The worldwide sales opportunity is based upon the fact that about $150 billion is spent on marijuana today, according to the United Nations, and spending could climb as more countries legalize marijuana and consumers embrace new products made from cannabis or chemical cannabinoids extracted from it, such as beverages.
Check out the latest earnings call transcript for Cronos Group.
Tapping the recreational market
Reaching the $200 billion long-term market target is going to require a lot more countries legalizing marijuana. Today, Canada is the only member of the G7 nations that's passed laws allowing for recreational adult-use, and Canada's market is tiny compared with Europe and the United States.
Canadians spend about 6 billion Canadian dollars per year on marijuana, but the lion's share of that spending happens in the black market, not in licensed medical or recreational dispensaries. In Q4 2018, Canada's spending on pot totaled CA$1.48 billion and only CA$155 million and CA$152 million were spent in licensed medical or recreational retailers, respectively.
That's far shy of what forecasters expected in the quarter. In September 2018, Statistics Canada, the Canadian government's official number cruncher, forecast legal spending of between CA$816 million and CA$1.02 billion because of its recreational marketplace opening on Oct. 17, 2018.

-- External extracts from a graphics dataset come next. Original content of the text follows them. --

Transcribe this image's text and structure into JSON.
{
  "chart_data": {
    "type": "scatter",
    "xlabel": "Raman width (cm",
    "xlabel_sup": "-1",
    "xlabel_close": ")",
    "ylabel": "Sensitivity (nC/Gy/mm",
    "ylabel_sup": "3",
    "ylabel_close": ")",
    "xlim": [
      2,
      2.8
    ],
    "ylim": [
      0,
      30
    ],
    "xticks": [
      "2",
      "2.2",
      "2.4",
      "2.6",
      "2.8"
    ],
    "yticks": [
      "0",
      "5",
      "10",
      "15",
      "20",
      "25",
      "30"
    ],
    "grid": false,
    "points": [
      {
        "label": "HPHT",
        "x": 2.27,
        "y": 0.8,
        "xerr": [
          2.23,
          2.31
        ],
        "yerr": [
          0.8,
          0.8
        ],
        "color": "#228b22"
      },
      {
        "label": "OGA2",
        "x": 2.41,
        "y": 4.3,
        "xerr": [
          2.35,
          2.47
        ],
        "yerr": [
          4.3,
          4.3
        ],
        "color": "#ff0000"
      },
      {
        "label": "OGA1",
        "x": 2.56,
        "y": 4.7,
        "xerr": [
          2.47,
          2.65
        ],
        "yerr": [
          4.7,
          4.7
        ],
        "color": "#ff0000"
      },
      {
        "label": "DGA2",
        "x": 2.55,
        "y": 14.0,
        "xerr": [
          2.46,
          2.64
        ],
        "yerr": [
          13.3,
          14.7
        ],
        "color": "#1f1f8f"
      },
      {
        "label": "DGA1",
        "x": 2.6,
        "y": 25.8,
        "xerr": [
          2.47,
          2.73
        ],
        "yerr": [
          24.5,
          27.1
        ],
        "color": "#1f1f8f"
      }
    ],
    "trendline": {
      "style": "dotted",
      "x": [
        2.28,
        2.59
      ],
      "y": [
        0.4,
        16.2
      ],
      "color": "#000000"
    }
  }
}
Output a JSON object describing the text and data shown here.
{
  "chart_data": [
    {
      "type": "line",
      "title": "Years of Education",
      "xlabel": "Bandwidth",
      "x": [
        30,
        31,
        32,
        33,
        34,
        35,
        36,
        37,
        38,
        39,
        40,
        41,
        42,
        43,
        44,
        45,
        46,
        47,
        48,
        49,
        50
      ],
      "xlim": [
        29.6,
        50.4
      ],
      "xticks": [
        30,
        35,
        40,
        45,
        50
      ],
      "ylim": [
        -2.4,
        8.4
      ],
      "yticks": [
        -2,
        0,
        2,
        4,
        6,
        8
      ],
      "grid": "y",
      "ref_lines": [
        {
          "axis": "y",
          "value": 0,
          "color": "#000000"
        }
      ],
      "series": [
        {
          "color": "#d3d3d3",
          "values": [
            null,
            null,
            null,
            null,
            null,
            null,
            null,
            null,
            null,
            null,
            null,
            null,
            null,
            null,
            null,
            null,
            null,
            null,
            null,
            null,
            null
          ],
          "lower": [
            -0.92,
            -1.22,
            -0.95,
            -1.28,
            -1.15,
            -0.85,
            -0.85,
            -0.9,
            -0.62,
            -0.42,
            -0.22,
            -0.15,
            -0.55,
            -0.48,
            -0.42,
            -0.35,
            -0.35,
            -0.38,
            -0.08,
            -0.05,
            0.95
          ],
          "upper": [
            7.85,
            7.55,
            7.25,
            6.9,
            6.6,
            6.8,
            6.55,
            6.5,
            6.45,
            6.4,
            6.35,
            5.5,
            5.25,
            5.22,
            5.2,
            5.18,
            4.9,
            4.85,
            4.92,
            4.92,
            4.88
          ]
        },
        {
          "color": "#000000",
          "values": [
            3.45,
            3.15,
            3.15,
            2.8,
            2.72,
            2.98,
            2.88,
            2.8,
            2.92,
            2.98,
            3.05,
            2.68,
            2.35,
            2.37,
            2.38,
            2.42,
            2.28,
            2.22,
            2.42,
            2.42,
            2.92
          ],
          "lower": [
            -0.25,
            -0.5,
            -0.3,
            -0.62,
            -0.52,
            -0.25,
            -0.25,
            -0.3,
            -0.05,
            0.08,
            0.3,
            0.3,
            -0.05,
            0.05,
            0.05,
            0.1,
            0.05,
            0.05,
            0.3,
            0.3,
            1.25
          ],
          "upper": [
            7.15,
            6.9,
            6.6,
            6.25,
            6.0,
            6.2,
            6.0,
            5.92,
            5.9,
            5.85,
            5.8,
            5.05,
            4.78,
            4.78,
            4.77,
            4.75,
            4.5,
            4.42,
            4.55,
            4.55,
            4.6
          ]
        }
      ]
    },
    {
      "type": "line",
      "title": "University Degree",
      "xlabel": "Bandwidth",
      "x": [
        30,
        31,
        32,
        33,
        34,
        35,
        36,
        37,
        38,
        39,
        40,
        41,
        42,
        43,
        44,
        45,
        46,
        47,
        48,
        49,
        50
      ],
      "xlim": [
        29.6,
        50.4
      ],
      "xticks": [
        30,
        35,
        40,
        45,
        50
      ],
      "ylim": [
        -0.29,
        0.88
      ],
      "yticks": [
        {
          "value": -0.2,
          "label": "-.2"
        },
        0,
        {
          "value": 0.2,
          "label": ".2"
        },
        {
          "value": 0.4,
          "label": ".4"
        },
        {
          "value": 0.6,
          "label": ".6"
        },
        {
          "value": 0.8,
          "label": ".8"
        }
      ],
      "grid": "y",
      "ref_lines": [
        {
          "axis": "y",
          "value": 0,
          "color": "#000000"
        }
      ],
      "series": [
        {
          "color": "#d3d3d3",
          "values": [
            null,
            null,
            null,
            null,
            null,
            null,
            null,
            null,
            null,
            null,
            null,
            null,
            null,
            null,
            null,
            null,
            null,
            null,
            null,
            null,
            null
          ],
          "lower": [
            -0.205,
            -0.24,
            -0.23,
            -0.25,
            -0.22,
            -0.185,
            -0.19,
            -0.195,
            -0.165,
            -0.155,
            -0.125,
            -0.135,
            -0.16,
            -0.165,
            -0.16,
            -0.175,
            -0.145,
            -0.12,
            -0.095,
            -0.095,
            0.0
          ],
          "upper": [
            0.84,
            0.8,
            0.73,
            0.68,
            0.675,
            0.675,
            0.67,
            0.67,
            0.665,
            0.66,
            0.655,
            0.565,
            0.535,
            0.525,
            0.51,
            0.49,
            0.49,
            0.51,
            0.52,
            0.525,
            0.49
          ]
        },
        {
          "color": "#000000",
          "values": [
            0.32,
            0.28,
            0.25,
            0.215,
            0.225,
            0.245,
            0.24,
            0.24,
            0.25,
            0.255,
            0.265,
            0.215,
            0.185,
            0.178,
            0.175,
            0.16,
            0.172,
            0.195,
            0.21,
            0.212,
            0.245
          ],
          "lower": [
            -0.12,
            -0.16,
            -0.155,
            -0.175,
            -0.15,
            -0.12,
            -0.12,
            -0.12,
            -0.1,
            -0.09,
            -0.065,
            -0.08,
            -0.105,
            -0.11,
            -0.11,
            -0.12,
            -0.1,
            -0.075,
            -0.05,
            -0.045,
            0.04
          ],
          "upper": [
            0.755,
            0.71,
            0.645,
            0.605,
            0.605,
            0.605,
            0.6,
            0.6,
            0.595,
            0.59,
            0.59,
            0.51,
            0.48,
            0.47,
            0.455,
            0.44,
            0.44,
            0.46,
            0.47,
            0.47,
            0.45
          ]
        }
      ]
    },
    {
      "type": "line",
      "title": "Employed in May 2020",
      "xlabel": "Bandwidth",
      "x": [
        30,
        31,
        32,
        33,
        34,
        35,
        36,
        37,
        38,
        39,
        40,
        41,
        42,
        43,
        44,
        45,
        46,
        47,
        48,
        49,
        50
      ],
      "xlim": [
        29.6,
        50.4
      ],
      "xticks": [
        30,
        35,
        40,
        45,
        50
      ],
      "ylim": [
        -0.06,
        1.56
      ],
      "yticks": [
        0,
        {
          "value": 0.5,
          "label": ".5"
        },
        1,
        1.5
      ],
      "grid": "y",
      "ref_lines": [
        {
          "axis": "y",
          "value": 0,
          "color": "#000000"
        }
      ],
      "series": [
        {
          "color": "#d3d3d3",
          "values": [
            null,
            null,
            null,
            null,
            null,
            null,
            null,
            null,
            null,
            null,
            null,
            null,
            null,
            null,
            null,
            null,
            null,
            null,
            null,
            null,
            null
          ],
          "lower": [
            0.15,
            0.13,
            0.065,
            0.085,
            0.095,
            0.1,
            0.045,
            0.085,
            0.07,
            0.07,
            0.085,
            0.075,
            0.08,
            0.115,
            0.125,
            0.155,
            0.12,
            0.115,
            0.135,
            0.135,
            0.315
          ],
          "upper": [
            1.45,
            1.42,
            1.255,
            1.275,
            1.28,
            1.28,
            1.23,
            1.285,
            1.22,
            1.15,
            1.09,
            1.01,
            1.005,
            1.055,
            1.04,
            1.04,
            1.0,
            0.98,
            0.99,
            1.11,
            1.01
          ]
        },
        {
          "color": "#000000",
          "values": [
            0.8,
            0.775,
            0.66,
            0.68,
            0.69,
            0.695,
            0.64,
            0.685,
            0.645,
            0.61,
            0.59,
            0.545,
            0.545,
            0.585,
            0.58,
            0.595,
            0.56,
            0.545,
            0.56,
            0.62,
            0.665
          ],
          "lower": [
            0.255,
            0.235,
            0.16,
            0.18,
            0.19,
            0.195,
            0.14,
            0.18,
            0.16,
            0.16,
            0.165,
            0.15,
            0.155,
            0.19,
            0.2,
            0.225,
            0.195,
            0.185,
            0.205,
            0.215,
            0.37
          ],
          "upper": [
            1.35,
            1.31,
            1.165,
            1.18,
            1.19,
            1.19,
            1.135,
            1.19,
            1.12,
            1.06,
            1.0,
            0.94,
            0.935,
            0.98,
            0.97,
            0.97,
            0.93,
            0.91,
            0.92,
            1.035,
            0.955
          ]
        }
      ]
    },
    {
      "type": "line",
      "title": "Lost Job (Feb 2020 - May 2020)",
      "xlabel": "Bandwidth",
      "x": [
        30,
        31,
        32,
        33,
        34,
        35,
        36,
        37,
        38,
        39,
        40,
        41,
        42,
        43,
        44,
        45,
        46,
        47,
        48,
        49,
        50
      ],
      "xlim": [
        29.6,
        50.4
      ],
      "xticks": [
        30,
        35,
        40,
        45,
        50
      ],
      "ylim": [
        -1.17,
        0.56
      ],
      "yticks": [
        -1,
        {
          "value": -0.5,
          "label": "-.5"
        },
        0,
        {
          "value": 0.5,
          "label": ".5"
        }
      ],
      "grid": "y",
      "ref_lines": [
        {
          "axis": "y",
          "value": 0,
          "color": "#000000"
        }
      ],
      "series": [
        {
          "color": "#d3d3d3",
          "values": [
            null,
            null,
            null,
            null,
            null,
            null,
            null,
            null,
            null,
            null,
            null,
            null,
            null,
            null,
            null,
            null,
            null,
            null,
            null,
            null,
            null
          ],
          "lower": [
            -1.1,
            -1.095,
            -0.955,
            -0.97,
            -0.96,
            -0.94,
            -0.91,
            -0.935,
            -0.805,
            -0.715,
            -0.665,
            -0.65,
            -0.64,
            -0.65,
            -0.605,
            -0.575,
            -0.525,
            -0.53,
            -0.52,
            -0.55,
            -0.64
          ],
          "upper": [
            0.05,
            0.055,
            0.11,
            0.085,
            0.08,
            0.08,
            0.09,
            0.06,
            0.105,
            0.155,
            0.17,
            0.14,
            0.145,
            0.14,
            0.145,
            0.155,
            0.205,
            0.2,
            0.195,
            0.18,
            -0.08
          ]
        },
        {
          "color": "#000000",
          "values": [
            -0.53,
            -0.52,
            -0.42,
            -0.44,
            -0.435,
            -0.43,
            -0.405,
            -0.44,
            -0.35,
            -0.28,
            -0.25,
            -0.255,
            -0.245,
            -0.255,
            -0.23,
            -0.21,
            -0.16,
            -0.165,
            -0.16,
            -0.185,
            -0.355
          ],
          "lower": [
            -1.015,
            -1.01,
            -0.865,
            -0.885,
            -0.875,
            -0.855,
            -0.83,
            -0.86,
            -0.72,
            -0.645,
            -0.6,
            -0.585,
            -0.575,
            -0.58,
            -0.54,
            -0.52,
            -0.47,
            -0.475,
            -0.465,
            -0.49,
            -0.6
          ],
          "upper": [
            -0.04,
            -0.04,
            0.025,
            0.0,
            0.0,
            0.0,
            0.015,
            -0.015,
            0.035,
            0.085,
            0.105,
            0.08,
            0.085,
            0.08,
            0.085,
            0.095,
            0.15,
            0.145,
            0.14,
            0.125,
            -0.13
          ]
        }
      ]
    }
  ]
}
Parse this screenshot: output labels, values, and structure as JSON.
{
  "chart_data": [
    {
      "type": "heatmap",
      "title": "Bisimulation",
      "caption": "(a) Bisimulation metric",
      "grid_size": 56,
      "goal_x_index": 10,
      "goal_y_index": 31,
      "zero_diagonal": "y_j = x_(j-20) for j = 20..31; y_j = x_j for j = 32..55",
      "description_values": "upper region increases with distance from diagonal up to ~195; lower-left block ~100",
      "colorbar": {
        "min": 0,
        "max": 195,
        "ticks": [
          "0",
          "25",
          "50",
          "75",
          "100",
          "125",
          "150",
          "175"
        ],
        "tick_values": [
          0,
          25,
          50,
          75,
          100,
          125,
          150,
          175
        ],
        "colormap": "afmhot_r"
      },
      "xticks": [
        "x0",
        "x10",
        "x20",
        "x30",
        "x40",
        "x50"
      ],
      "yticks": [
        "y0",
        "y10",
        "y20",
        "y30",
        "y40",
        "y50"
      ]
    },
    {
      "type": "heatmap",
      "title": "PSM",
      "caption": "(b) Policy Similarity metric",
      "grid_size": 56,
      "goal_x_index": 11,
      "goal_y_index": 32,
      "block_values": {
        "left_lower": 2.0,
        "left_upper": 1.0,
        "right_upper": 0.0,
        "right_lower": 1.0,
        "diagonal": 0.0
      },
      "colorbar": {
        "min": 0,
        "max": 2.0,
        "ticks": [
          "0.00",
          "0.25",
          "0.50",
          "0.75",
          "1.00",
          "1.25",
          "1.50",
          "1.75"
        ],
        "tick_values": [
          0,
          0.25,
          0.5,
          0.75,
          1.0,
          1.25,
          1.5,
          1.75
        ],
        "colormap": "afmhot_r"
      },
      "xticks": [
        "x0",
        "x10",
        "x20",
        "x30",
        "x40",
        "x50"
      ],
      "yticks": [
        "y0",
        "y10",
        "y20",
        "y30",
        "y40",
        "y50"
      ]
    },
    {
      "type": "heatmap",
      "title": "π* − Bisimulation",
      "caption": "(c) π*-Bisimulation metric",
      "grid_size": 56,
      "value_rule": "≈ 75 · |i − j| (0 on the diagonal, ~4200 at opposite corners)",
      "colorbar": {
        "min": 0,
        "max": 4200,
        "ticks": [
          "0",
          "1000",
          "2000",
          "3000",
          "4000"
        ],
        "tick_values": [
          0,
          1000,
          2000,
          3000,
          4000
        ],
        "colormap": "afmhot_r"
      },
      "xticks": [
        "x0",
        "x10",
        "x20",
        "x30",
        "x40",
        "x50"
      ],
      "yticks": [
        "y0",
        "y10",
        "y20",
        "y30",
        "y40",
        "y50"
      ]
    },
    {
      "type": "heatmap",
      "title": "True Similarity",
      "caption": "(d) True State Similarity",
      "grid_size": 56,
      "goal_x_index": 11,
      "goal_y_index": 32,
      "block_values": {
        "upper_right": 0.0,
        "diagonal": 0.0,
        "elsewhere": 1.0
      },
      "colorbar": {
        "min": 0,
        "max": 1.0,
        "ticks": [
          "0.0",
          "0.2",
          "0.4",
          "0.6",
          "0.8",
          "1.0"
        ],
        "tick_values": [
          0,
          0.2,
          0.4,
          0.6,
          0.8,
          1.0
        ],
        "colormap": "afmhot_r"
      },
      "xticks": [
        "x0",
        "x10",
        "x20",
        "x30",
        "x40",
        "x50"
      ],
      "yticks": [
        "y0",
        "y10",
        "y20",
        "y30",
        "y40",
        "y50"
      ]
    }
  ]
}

Nevertheless, the shifting of sales out of the shadows to regulated retailers is still a boon to Canada's top cannabis companies, including Cronos Group. In the quarter, it reported net sales rose 248% year over year to CA$5.6 million, bringing its full-year net sales to CA$15.7 million, up 285% from 2017.
With year-over-year growth skyrocketing, it might surprise you that Cronos Group's shares tumbled following its earnings release. However, it's less shocking when you start digging into the company's income statement and discover that Cronos' expenses are growing much faster than its sales.
Its fourth-quarter gross profit was CA$2.5 million excluding fair value adjustments to the value of marijuana in inventory, which translates into a gross margin of 44%. However, operating expenses, including selling, general and administrative, research, stock compensation, etc., were $12.4 million in Q4, up 328% from the same quarter in 2017. As a result, the company's fourth-quarter net loss was CA$11.8 million, or more than double its revenue. For the full year, its net loss was CA$19.2 million, an increase of over 1,100%.
How bad is it?
Since we're talking about a CA$6 billion market in Canada and a global opportunity worth $150 billion now, investors shouldn't blame Cronos Group or its peers for investing significantly to establish a foothold.
The company's also flush with cash, so it can afford to ramp up spending without running the risk of bankruptcy. It recently closed an investment from tobacco giant Altria (NYSE:MO) that boosted its balance sheet by CA$2.4 billion. Altria now owns 45% of Cronos and an option that, if exercised, allows it to pay CA$1.4 billion more to increase its stake to 55%.
Altria's expertise in branding -- it's the maker of Marlboro cigarettes -- and its deep pockets suggest Cronos has ample financial wiggle room to capitalize on opportunities, both in Canada and, possibly, in the U.S., where momentum to legalize marijuana federally is growing. So far, 10 states have passed adult-use laws, and according to Gallup, about two-thirds of Americans favor making recreational use legal nationwide.
Is Cronos worth buying?
Cronos Group's relationship with Altria makes it less risky than peers without big-name backers, but its revenue trails most of the best-known players in the space and its market cap is higher than others with more revenue, suggesting Cronos Group isn't the best bargain among marijuana stocks. Nevertheless, it has plenty of opportunity to win market share, grow sales, and, eventually, reward investors, so long-term investors looking to diversify across many marijuana stocks ought to consider this drop an opportunity to pick up some shares.